Dans le terroir ivoirien, Coulibaly (2006) estime que les procédures de règlement des conflits n'aboutissent pas souvent sur des solutions définitives malgré la compétence relative des instances d'arbitrage en présence. Les raisons de cette situation semblent être liées aux stratégies mises en oeuvre par les différents acteurs lors des procédures. Notre étude valide ces données et mentionne que la plupart des cas de gestion, laisse des goûts amers chez certains et des rancunes qui créent un cadre propice à des conflits avenirs.

Notre étude confirme également les travaux de Matiru (2001) pour qui, la gestion des ressources foncières prend exclusivement en compte la prévention, la négociation, la médiation, l'arbitrage, le jugement et la coercition.

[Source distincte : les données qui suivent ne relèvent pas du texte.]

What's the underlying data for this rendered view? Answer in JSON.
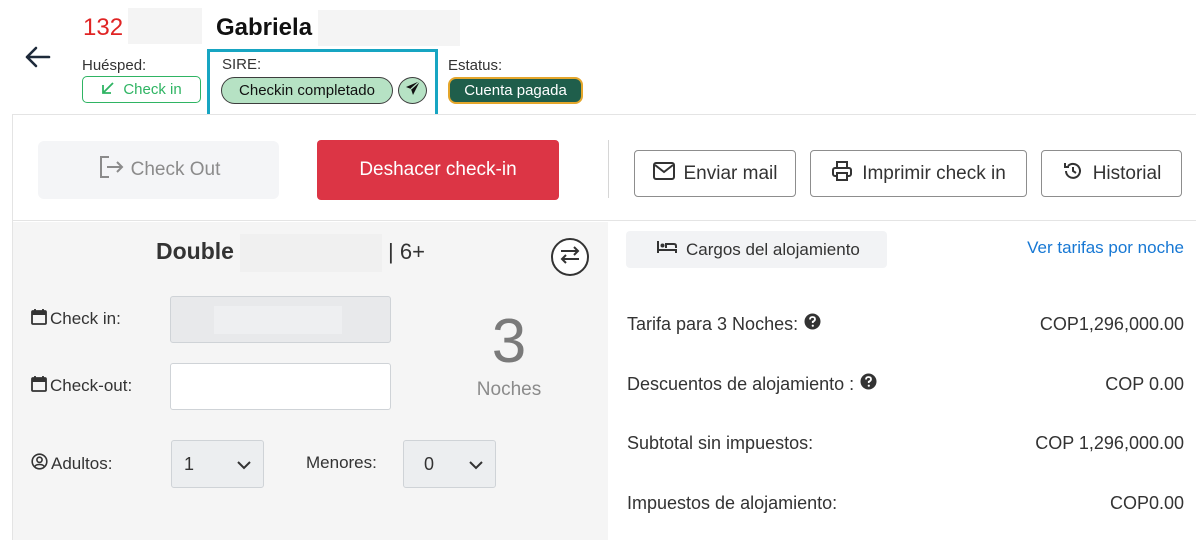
{
  "header": {
    "room_number": "132",
    "guest_name": "Gabriela",
    "guest_label": "Huésped:",
    "guest_status": "Check in",
    "sire_label": "SIRE:",
    "sire_status": "Checkin completado",
    "status_label": "Estatus:",
    "status_value": "Cuenta pagada"
  },
  "actions": {
    "checkout": "Check Out",
    "undo_checkin": "Deshacer check-in",
    "send_mail": "Enviar mail",
    "print_checkin": "Imprimir check in",
    "history": "Historial"
  },
  "stay": {
    "room_type": "Double",
    "occupancy": "| 6+",
    "checkin_label": "Check in:",
    "checkout_label": "Check-out:",
    "checkout_value": "",
    "adults_label": "Adultos:",
    "adults_value": "1",
    "minors_label": "Menores:",
    "minors_value": "0",
    "nights_count": "3",
    "nights_label": "Noches"
  },
  "charges": {
    "tab_label": "Cargos del alojamiento",
    "rates_link": "Ver tarifas por noche",
    "rows": [
      {
        "label": "Tarifa para 3 Noches:",
        "value": "COP1,296,000.00"
      },
      {
        "label": "Descuentos de alojamiento :",
        "value": "COP 0.00"
      },
      {
        "label": "Subtotal sin impuestos:",
        "value": "COP 1,296,000.00"
      },
      {
        "label": "Impuestos de alojamiento:",
        "value": "COP0.00"
      }
    ]
  },
  "colors": {
    "room_number": "#e02424",
    "checkin_green": "#2fb463",
    "sire_highlight": "#17a5c2",
    "status_bg": "#1f5e4b",
    "status_border": "#e4a62b",
    "danger": "#dc3545",
    "link": "#1778d4"
  },
  "icons": [
    "back-arrow-icon",
    "arrow-down-left-icon",
    "send-icon",
    "logout-icon",
    "mail-icon",
    "printer-icon",
    "history-icon",
    "swap-icon",
    "calendar-icon",
    "user-circle-icon",
    "chevron-down-icon",
    "bed-icon",
    "help-icon"
  ]
}
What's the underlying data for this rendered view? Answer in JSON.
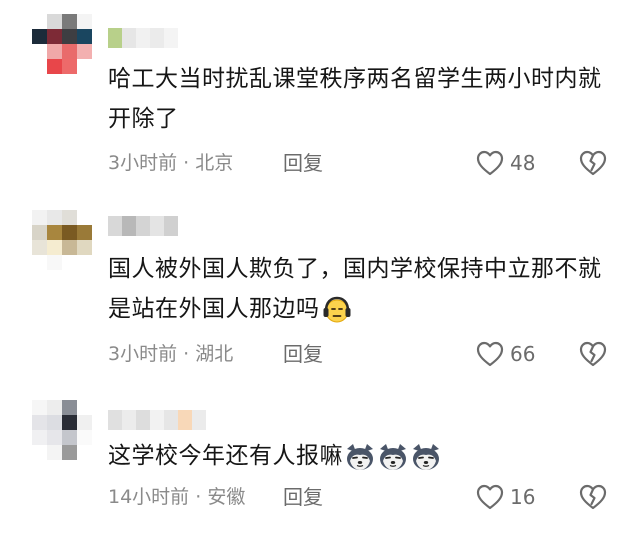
{
  "comments": [
    {
      "text": "哈工大当时扰乱课堂秩序两名留学生两小时内就开除了",
      "time": "3小时前",
      "location": "北京",
      "reply_label": "回复",
      "likes": "48"
    },
    {
      "text": "国人被外国人欺负了，国内学校保持中立那不就是站在外国人那边吗",
      "emoji": [
        "face-with-headphones-emoji"
      ],
      "time": "3小时前",
      "location": "湖北",
      "reply_label": "回复",
      "likes": "66"
    },
    {
      "text": "这学校今年还有人报嘛",
      "emoji": [
        "husky-emoji",
        "husky-emoji",
        "husky-emoji"
      ],
      "time": "14小时前",
      "location": "安徽",
      "reply_label": "回复",
      "likes": "16"
    }
  ],
  "separator": "·",
  "colors": {
    "text": "#161616",
    "meta": "#8a8a8a",
    "icon": "#6b6b6b"
  }
}
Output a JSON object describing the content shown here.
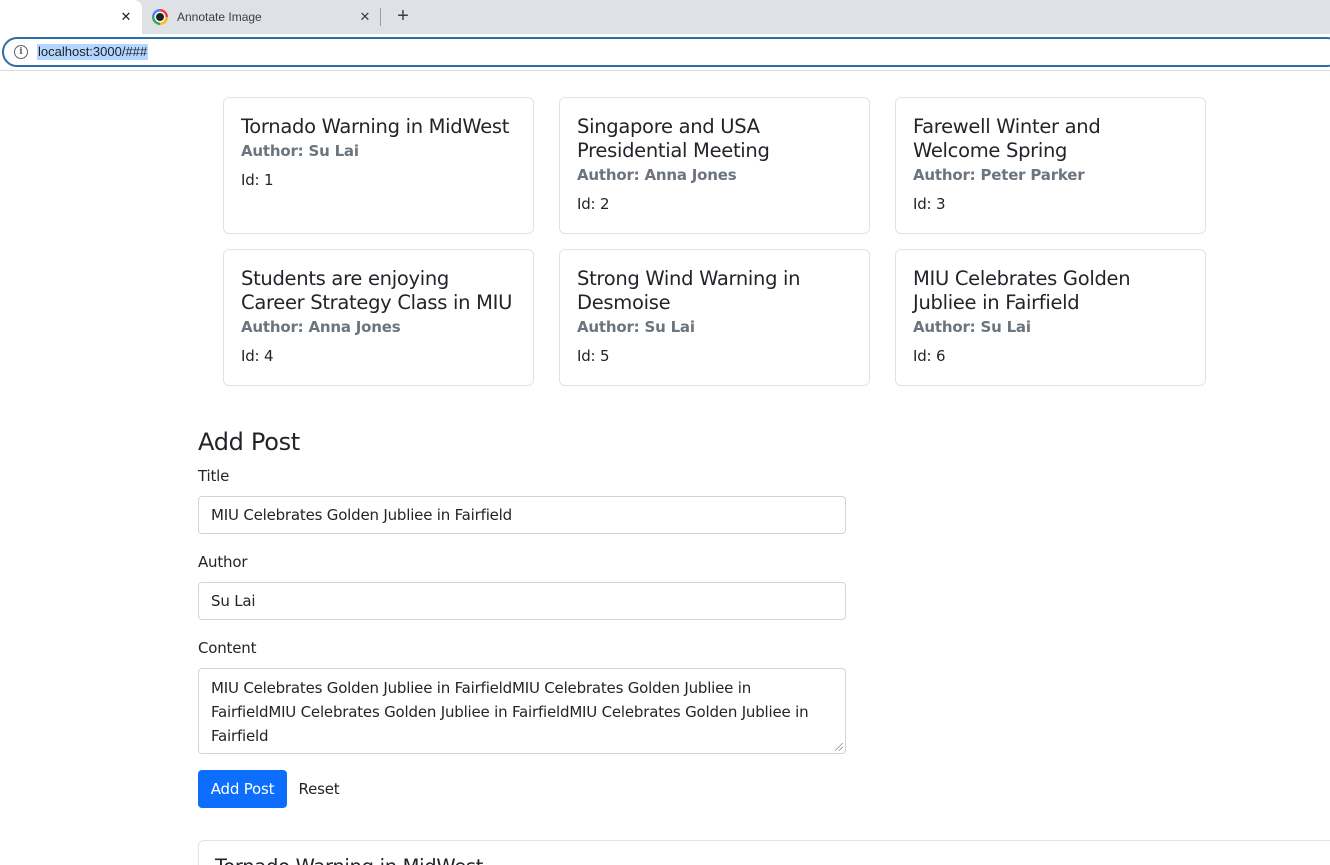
{
  "browser": {
    "tabs": [
      {
        "title": "",
        "active": true,
        "close_glyph": "✕"
      },
      {
        "title": "Annotate Image",
        "active": false,
        "close_glyph": "✕",
        "favicon": "chrome-like-icon"
      }
    ],
    "new_tab_glyph": "+",
    "url": "localhost:3000/###",
    "info_glyph": "i"
  },
  "posts": [
    {
      "title": "Tornado Warning in MidWest",
      "author": "Author: Su Lai",
      "id": "Id: 1"
    },
    {
      "title": "Singapore and USA Presidential Meeting",
      "author": "Author: Anna Jones",
      "id": "Id: 2"
    },
    {
      "title": "Farewell Winter and Welcome Spring",
      "author": "Author: Peter Parker",
      "id": "Id: 3"
    },
    {
      "title": "Students are enjoying Career Strategy Class in MIU",
      "author": "Author: Anna Jones",
      "id": "Id: 4"
    },
    {
      "title": "Strong Wind Warning in Desmoise",
      "author": "Author: Su Lai",
      "id": "Id: 5"
    },
    {
      "title": "MIU Celebrates Golden Jubliee in Fairfield",
      "author": "Author: Su Lai",
      "id": "Id: 6"
    }
  ],
  "form": {
    "heading": "Add Post",
    "title_label": "Title",
    "title_value": "MIU Celebrates Golden Jubliee in Fairfield",
    "author_label": "Author",
    "author_value": "Su Lai",
    "content_label": "Content",
    "content_value": "MIU Celebrates Golden Jubliee in FairfieldMIU Celebrates Golden Jubliee in FairfieldMIU Celebrates Golden Jubliee in FairfieldMIU Celebrates Golden Jubliee in Fairfield",
    "submit_label": "Add Post",
    "reset_label": "Reset"
  },
  "detail": {
    "title": "Tornado Warning in MidWest"
  },
  "colors": {
    "primary": "#0d6efd",
    "muted": "#6c757d",
    "url_highlight": "#b3d7ff",
    "omnibox_border": "#2b6ea8"
  }
}
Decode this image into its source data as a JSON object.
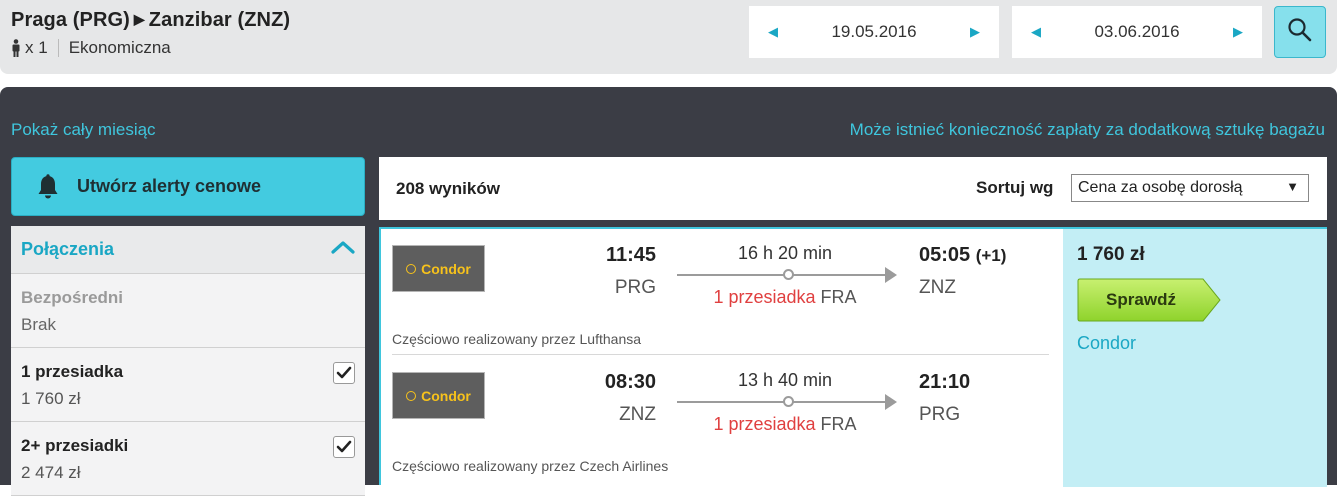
{
  "header": {
    "origin": "Praga (PRG)",
    "destination": "Zanzibar (ZNZ)",
    "passengers": "x 1",
    "cabin": "Ekonomiczna",
    "date_out": "19.05.2016",
    "date_return": "03.06.2016"
  },
  "links": {
    "show_month": "Pokaż cały miesiąc",
    "baggage_note": "Może istnieć konieczność zapłaty za dodatkową sztukę bagażu"
  },
  "alert_button": "Utwórz alerty cenowe",
  "filters": {
    "title": "Połączenia",
    "rows": [
      {
        "name": "Bezpośredni",
        "value": "Brak",
        "checked": false
      },
      {
        "name": "1 przesiadka",
        "value": "1 760 zł",
        "checked": true
      },
      {
        "name": "2+ przesiadki",
        "value": "2 474 zł",
        "checked": true
      }
    ]
  },
  "results": {
    "count": "208 wyników",
    "sort_label": "Sortuj wg",
    "sort_value": "Cena za osobę dorosłą"
  },
  "offer": {
    "price": "1 760 zł",
    "check_button": "Sprawdź",
    "provider": "Condor",
    "legs": [
      {
        "airline": "Condor",
        "dep_time": "11:45",
        "dep_airport": "PRG",
        "duration": "16 h 20 min",
        "stops": "1 przesiadka",
        "stop_airport": "FRA",
        "arr_time": "05:05",
        "arr_offset": "(+1)",
        "arr_airport": "ZNZ",
        "operated_by": "Częściowo realizowany przez Lufthansa"
      },
      {
        "airline": "Condor",
        "dep_time": "08:30",
        "dep_airport": "ZNZ",
        "duration": "13 h 40 min",
        "stops": "1 przesiadka",
        "stop_airport": "FRA",
        "arr_time": "21:10",
        "arr_offset": "",
        "arr_airport": "PRG",
        "operated_by": "Częściowo realizowany przez Czech Airlines"
      }
    ]
  },
  "colors": {
    "accent": "#3fc6dd",
    "dark_panel": "#3b3d45",
    "stops_red": "#e04040",
    "check_green": "#a6e04a"
  }
}
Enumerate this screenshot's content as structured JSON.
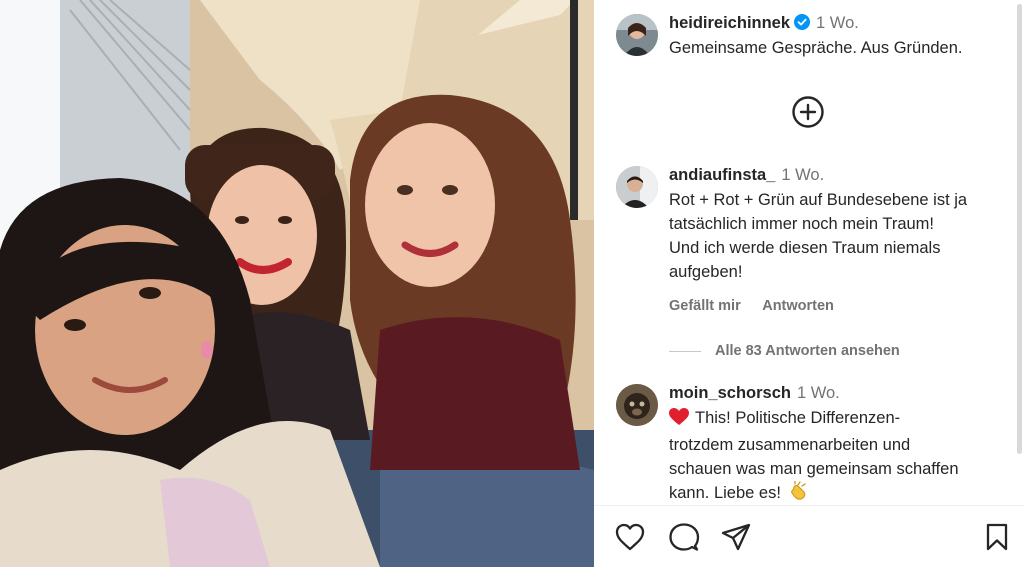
{
  "post": {
    "author": "heidireichinnek",
    "time": "1 Wo.",
    "caption": "Gemeinsame Gespräche. Aus Gründen."
  },
  "comments": [
    {
      "user": "andiaufinsta_",
      "time": "1 Wo.",
      "lines": [
        "Rot + Rot + Grün auf Bundesebene ist ja",
        "tatsächlich immer noch mein Traum!",
        "Und ich werde diesen Traum niemals",
        "aufgeben!"
      ],
      "like_label": "Gefällt mir",
      "reply_label": "Antworten",
      "view_replies": "Alle 83 Antworten ansehen"
    },
    {
      "user": "moin_schorsch",
      "time": "1 Wo.",
      "lines": [
        "This! Politische Differenzen-",
        "trotzdem zusammenarbeiten und",
        "schauen was man gemeinsam schaffen",
        "kann. Liebe es!"
      ]
    }
  ],
  "icons": {
    "verified": "verified-badge-icon",
    "add": "plus-circle-icon",
    "heart": "heart-icon",
    "comment": "comment-icon",
    "share": "paper-plane-icon",
    "save": "bookmark-icon",
    "red_heart_emoji": "red-heart-icon",
    "clap_emoji": "clapping-hands-icon"
  },
  "colors": {
    "verified": "#0095f6",
    "muted": "#737373",
    "text": "#262626"
  }
}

Le rejet ou l'omission d'une de ses composantes entraine un dysfonctionnement dans le processus de gestion qui se matérialise par de nouvelles oppositions et de nouveaux conflits. Nos travaux mentionnent à ce sujet qu'à défaut de texte structurant l'action des acteurs de gestion, les actes sont engagés de façon personnelle, subjective, sans base textuelle matérialisée par des ratées, des omissions plurielles.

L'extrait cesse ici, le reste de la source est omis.